Posted by: Ryan Lake | July 22, 2008 at 08:07 AM
I just finished writing about 1500 words to post here, but realized I was just prepunishing Gardeners as I was punishing myself. So you're off the hook.
A short summary instead. The puzzle of why shouldn't compatibilists prepunish really seems predicated on discussing desert-entailing, ultimacy-grounded, retributive-type responsibility. If we replace that with deterrence-rehabilitation non-ultimacy, non-retributive-type responsibility that is typically associated with classic forms of compatibilism, then given the condition of assurance about a kind of transgression that will occur as stipulated above (I still am uncomfortable with that assumption in many ways, but I realized that this has to do with my excessive worry about knowing specific future events as opposed to types of events), then why couldn't a compatibilist simply agree that they *should* prepunish? That would be because what is termed "prepunishment" here is otherwise understood by the compatibilist as *prudent prevention* of an anticipated kind of transgression? Understood that way, the accusation of having to engage in "prepunishment" is robbed of all real force against the compatibilist, because presumably anyone would want to act so as to prevent future evil they were relatively sure would take place otherwise.
This has been a great discussion and has nagged me immensely--but now I'll stop punishing everyone including myself and shut up!
Posted by: Alan | July 22, 2008 at 10:19 AM
Alan,
This is a side bar: I've always thought that Augustine's debates with Pelagius confirmed his stance on FW, and his commitment to Theological Determinism. Regardless, another interesting point in Reformed history is Leibniz's view of determinism and responsibility -- he was certainly on the same page as Calvin. And then there's more modern examples like Jonathan Edwards.
All of these examples go to the point that the Reformed Christian tradition embraces the idea of preguilt. However, I'm still not sure if this is relevant to the concept of prepunishment.
Posted by: Mark Smeltzer | July 22, 2008 at 10:49 AM
Ryan,
I don't think appealing to JPRR is stamping one's foot. I think it *is* an explanation for why prepunishment is wrong, even in a New-type case. It's because the agent involved isn't yet responsible for the crime, even though he will be (and we know this).
Alan's right that JPRR, as I understand it, appeals to a desert-entailing notion of responsibility and prepunishment as a form of retributive (desert-based) punishment. A discussion of prepunishment would surely be broader than my focus with JPRR.
Posted by: Matt King | July 22, 2008 at 12:20 PM
Sorry Ryan, in reading over my comment I realized I hadn't fully addressed your worry. I'm not sure whether temporality is, strictly speaking, relevant to responsibility.
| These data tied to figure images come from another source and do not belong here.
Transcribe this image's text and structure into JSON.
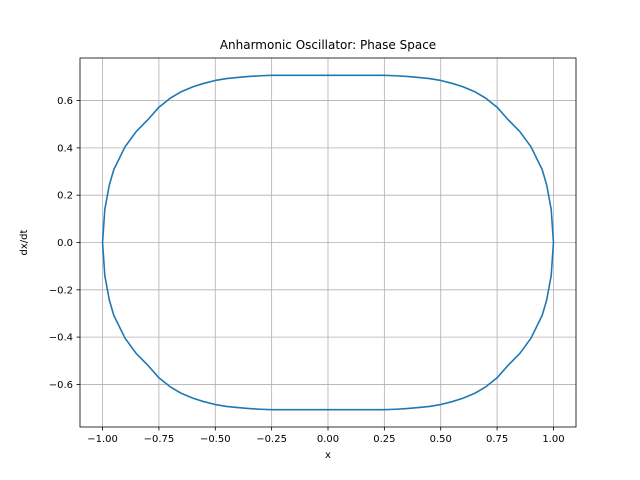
{
  "chart_data": {
    "type": "line",
    "title": "Anharmonic Oscillator: Phase Space",
    "xlabel": "x",
    "ylabel": "dx/dt",
    "xlim": [
      -1.1,
      1.1
    ],
    "ylim": [
      -0.78,
      0.78
    ],
    "grid": true,
    "x_ticks": [
      -1.0,
      -0.75,
      -0.5,
      -0.25,
      0.0,
      0.25,
      0.5,
      0.75,
      1.0
    ],
    "x_tick_labels": [
      "−1.00",
      "−0.75",
      "−0.50",
      "−0.25",
      "0.00",
      "0.25",
      "0.50",
      "0.75",
      "1.00"
    ],
    "y_ticks": [
      -0.6,
      -0.4,
      -0.2,
      0.0,
      0.2,
      0.4,
      0.6
    ],
    "y_tick_labels": [
      "−0.6",
      "−0.4",
      "−0.2",
      "0.0",
      "0.2",
      "0.4",
      "0.6"
    ],
    "series": [
      {
        "color": "#1f77b4",
        "x": [
          -1.0,
          -0.99,
          -0.97,
          -0.95,
          -0.9,
          -0.85,
          -0.8,
          -0.75,
          -0.7,
          -0.65,
          -0.6,
          -0.55,
          -0.5,
          -0.45,
          -0.4,
          -0.35,
          -0.3,
          -0.25,
          -0.2,
          -0.15,
          -0.1,
          -0.05,
          0.0,
          0.05,
          0.1,
          0.15,
          0.2,
          0.25,
          0.3,
          0.35,
          0.4,
          0.45,
          0.5,
          0.55,
          0.6,
          0.65,
          0.7,
          0.75,
          0.8,
          0.85,
          0.9,
          0.95,
          0.97,
          0.99,
          1.0,
          0.99,
          0.97,
          0.95,
          0.9,
          0.85,
          0.8,
          0.75,
          0.7,
          0.65,
          0.6,
          0.55,
          0.5,
          0.45,
          0.4,
          0.35,
          0.3,
          0.25,
          0.2,
          0.15,
          0.1,
          0.05,
          0.0,
          -0.05,
          -0.1,
          -0.15,
          -0.2,
          -0.25,
          -0.3,
          -0.35,
          -0.4,
          -0.45,
          -0.5,
          -0.55,
          -0.6,
          -0.65,
          -0.7,
          -0.75,
          -0.8,
          -0.85,
          -0.9,
          -0.95,
          -0.97,
          -0.99,
          -1.0
        ],
        "y": [
          0.0,
          0.14,
          0.243,
          0.308,
          0.405,
          0.47,
          0.518,
          0.572,
          0.61,
          0.638,
          0.658,
          0.673,
          0.685,
          0.693,
          0.698,
          0.702,
          0.705,
          0.707,
          0.707,
          0.707,
          0.707,
          0.707,
          0.707,
          0.707,
          0.707,
          0.707,
          0.707,
          0.707,
          0.705,
          0.702,
          0.698,
          0.693,
          0.685,
          0.673,
          0.658,
          0.638,
          0.61,
          0.572,
          0.518,
          0.47,
          0.405,
          0.308,
          0.243,
          0.14,
          0.0,
          -0.14,
          -0.243,
          -0.308,
          -0.405,
          -0.47,
          -0.518,
          -0.572,
          -0.61,
          -0.638,
          -0.658,
          -0.673,
          -0.685,
          -0.693,
          -0.698,
          -0.702,
          -0.705,
          -0.707,
          -0.707,
          -0.707,
          -0.707,
          -0.707,
          -0.707,
          -0.707,
          -0.707,
          -0.707,
          -0.707,
          -0.707,
          -0.705,
          -0.702,
          -0.698,
          -0.693,
          -0.685,
          -0.673,
          -0.658,
          -0.638,
          -0.61,
          -0.572,
          -0.518,
          -0.47,
          -0.405,
          -0.308,
          -0.243,
          -0.14,
          0.0
        ]
      }
    ],
    "colors": {
      "grid": "#b0b0b0",
      "axes": "#000000"
    }
  }
}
I say more about this in the paper on my website.
But I will add this, New seems to think that our unease at not punishing someone when we can (giving up the chance to punish, as it were) will outweigh any unease at violating JPRR. He might be right about this, but I'm not convinced. And I don't think that New-type cases are enough to push me out of JPRR. It isn't just a bare assertion that having "brought x about" is necessary to responsibility, it is relevant to the explanations of why agents are responsible in a wide range of much more ordinary cases, the sorts of cases that ought to inform our theories of responsibility in the first place.